Nun wurden allerdings seit Jahren in Europa, in Amerika, in Rußland und jüngst sogar in Australien Experimente gemacht, im Schlafen zu lernen, die aber keineswegs abgeschlossen sind. Leonid Blisnischenko vom Ukrainischen Institut der Wissenschaften in Kiew behauptet, gute Resultate auf dem Gebiete des Erlernens von Sprachen erzielt zu haben, besonders wenn er der Lehrstimme ein Raumecho gibt, „als käme das Flüstern aus einer anderen Welt“. Dagegen waren die Experimente, welche von Wissenschaftlern der „Rand Corporation of California“ unternommen wurden, vollkommen negativ. Überhaupt scheinen die russischen Versuche einige positive Resultate gehabt zu haben. Diesbezügliche Literatur berichtet von einem Experiment mit zwei Gruppen, denen dieselbe Geschichte im Schlafzustand erzählt wurde.

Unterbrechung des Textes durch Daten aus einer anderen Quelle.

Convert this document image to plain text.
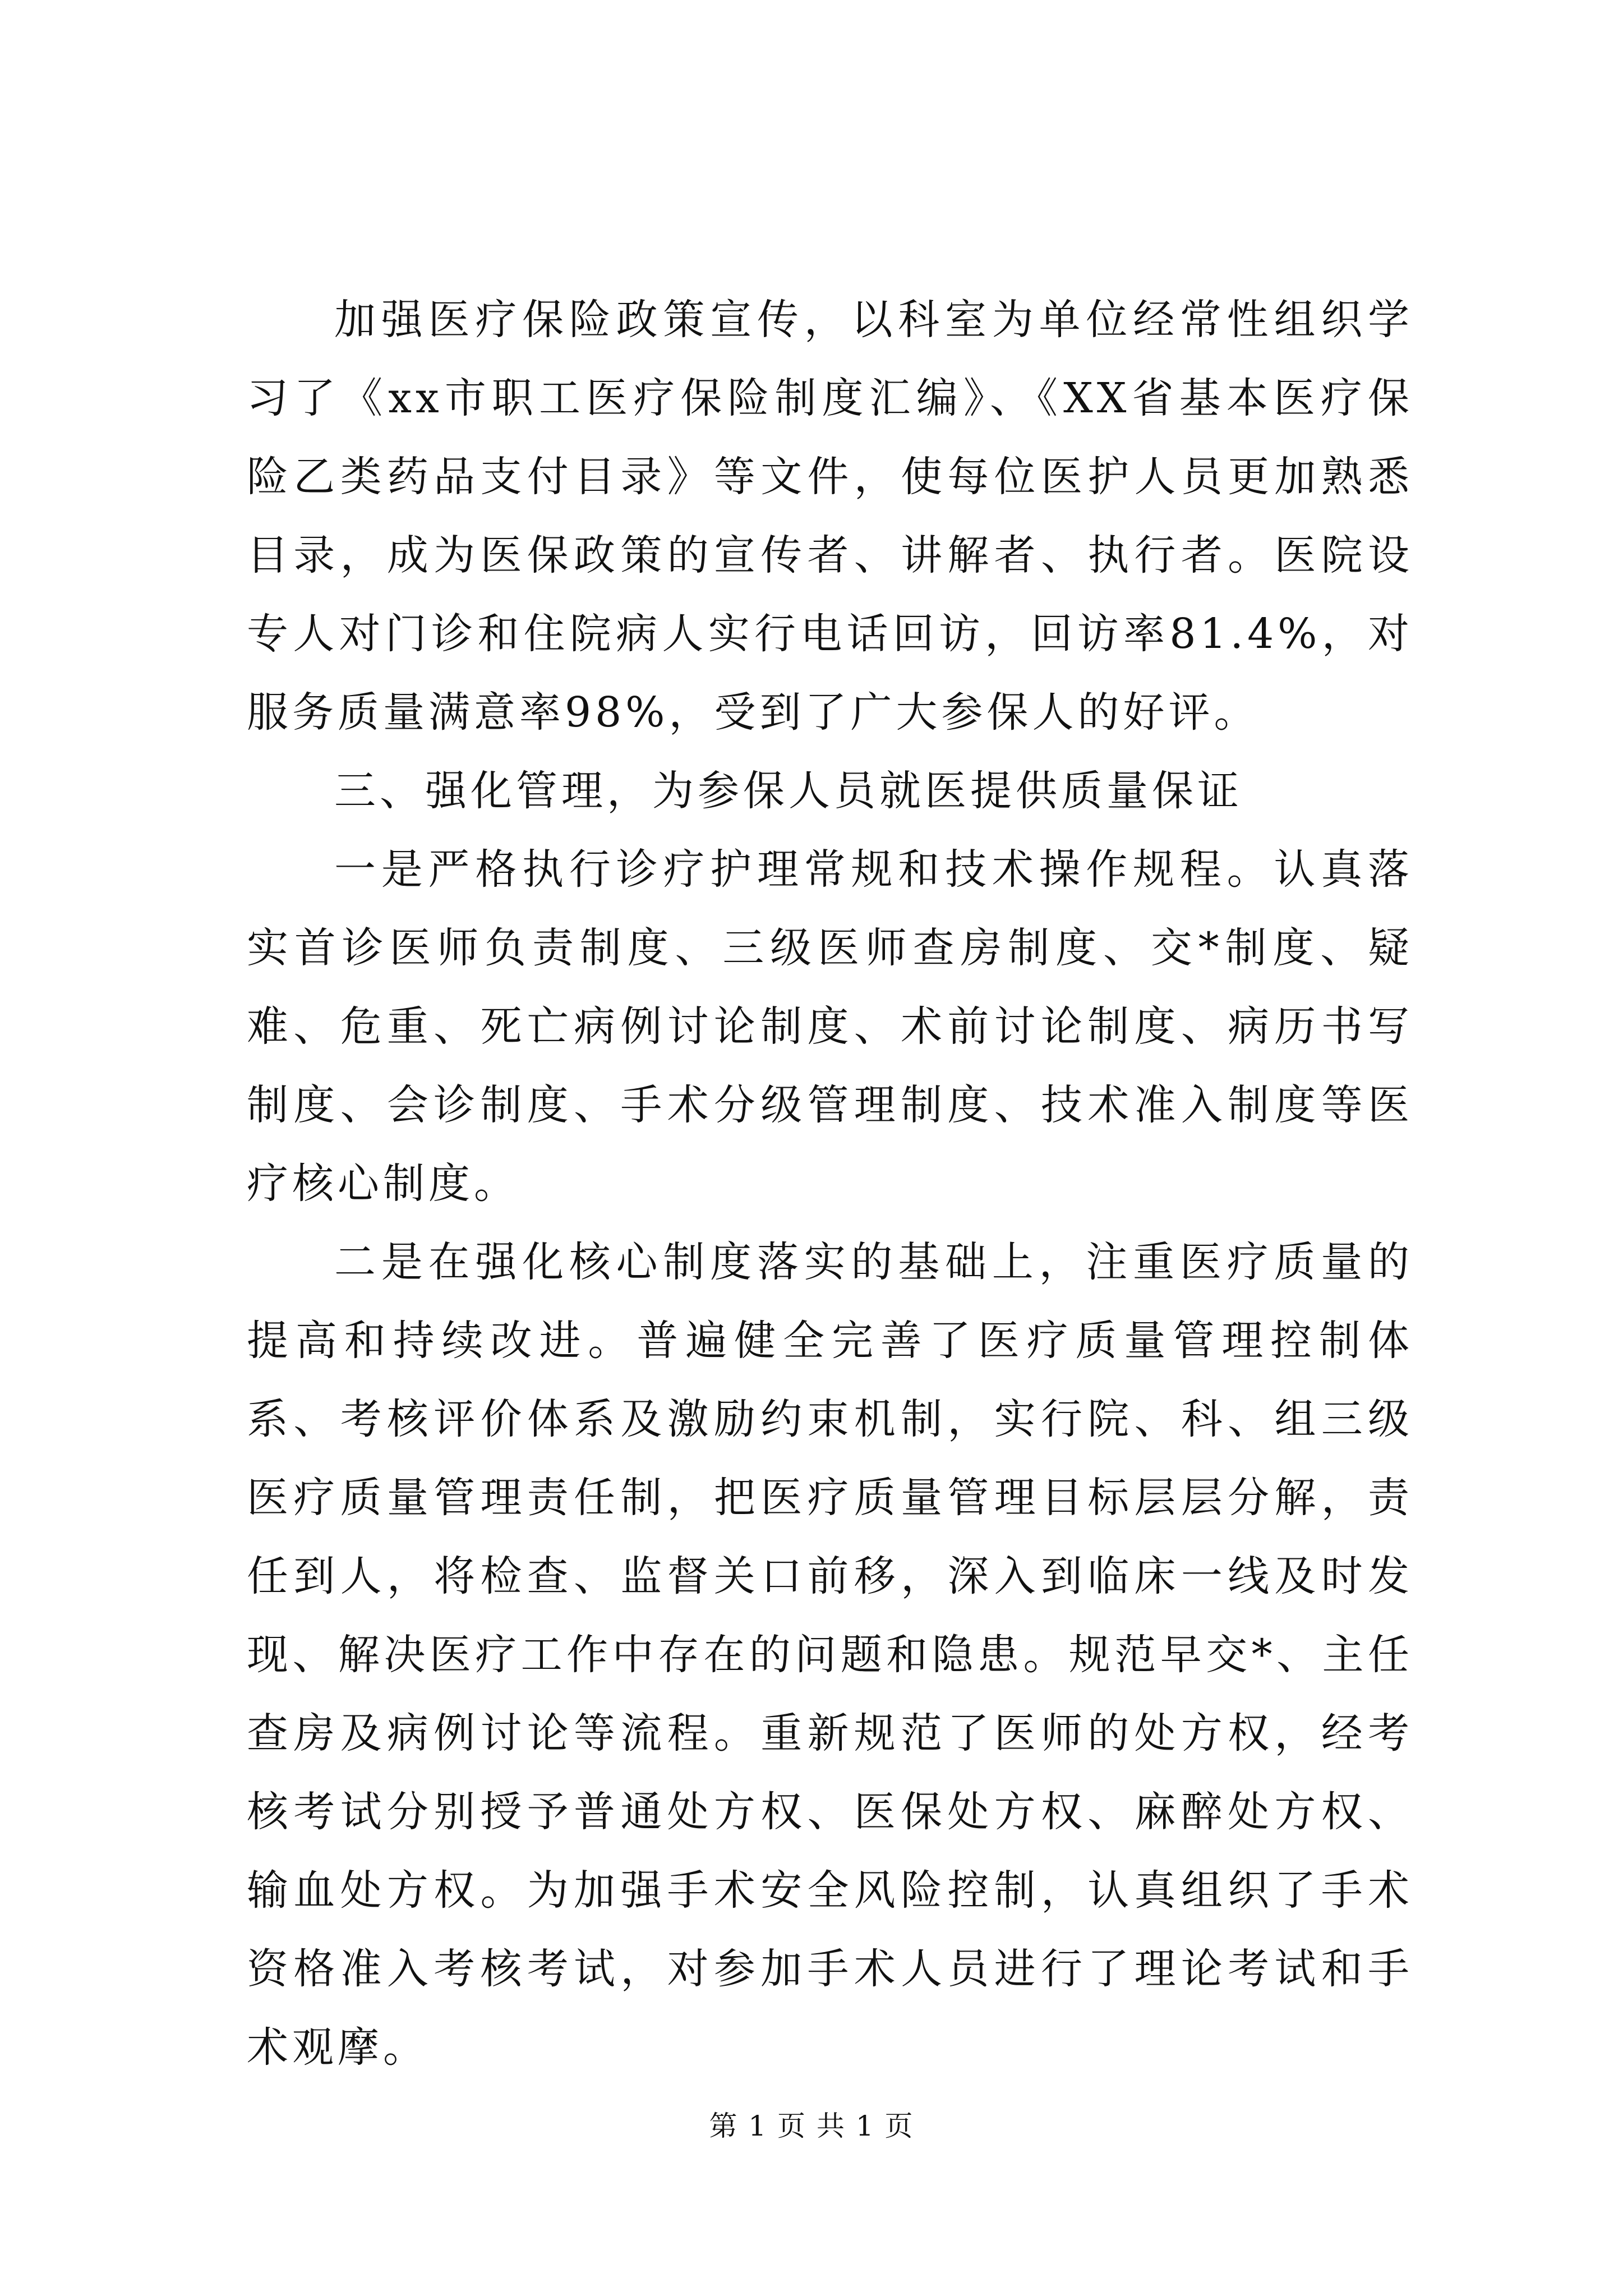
加强医疗保险政策宣传，以科室为单位经常性组织学习了《xx市职工医疗保险制度汇编》、《XX省基本医疗保险乙类药品支付目录》等文件，使每位医护人员更加熟悉目录，成为医保政策的宣传者、讲解者、执行者。医院设专人对门诊和住院病人实行电话回访，回访率81.4%，对服务质量满意率98%，受到了广大参保人的好评。

三、强化管理，为参保人员就医提供质量保证

一是严格执行诊疗护理常规和技术操作规程。认真落实首诊医师负责制度、三级医师查房制度、交*制度、疑难、危重、死亡病例讨论制度、术前讨论制度、病历书写制度、会诊制度、手术分级管理制度、技术准入制度等医疗核心制度。

二是在强化核心制度落实的基础上，注重医疗质量的提高和持续改进。普遍健全完善了医疗质量管理控制体系、考核评价体系及激励约束机制，实行院、科、组三级医疗质量管理责任制，把医疗质量管理目标层层分解，责任到人，将检查、监督关口前移，深入到临床一线及时发现、解决医疗工作中存在的问题和隐患。规范早交*、主任查房及病例讨论等流程。重新规范了医师的处方权，经考核考试分别授予普通处方权、医保处方权、麻醉处方权、输血处方权。为加强手术安全风险控制，认真组织了手术资格准入考核考试，对参加手术人员进行了理论考试和手术观摩。

第 1 页 共 1 页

Der einen Gruppe wurde jedoch hypnosuggeriert, die Geschichte nicht zu vergessen, der anderen nicht. Tatsächlich konnten alle Mitglieder der unter Hypnosesuggestion stehenden Gruppe die Erzählung wiederholen und die andere nicht. Angeblich werden auch russische Kosmonauten teilweise im Hypnoschlaf auf radiotechnischem Gebiet ausgebildet. Russische Berichte über Lehrmethoden im Hypnoschlaf verweisen auch auf sogenannte „Wachpunkte“ während des Schlafes, die durch Geräuschstimulantien erzeugt werden. So gibt es natürliche Reiztöne, die gar nicht laut zu sein brauchen, um den Schläfer auf eine leichtere Schlafebene zu bringen; zum Beispiel erwacht eine Mutter, die auf laute Geräusche im Schlaf nicht reagiert, sofort, wenn ihr Säugling auch nur leise anfängt zu weinen. Die Wissenschaftler schließen daraus, daß der Mensch sogar während des Schlafes, wo seine Aufnahmefähigkeit stark eingeschränkt ist, einen Spähmechanismus in seinem Gehirn hat, der „wichtige und unwichtige Informationen, die auf seinen Körper einwirken (die er mit seinen Sinnen wahrnimmt) voneinander unterscheiden kann“. Diese „Wachpunkte“ durch Stimulantien weiter zu untersuchen, ist eine der Aufgaben der Wissenschaftler, Die Wachpunkte sind noch gänzlich unbekannte Phänomene, die auch im tiefsten Schlaf entstehen und vermutlich für das Lernen im Schlaf von größter Wichtigkeit sind.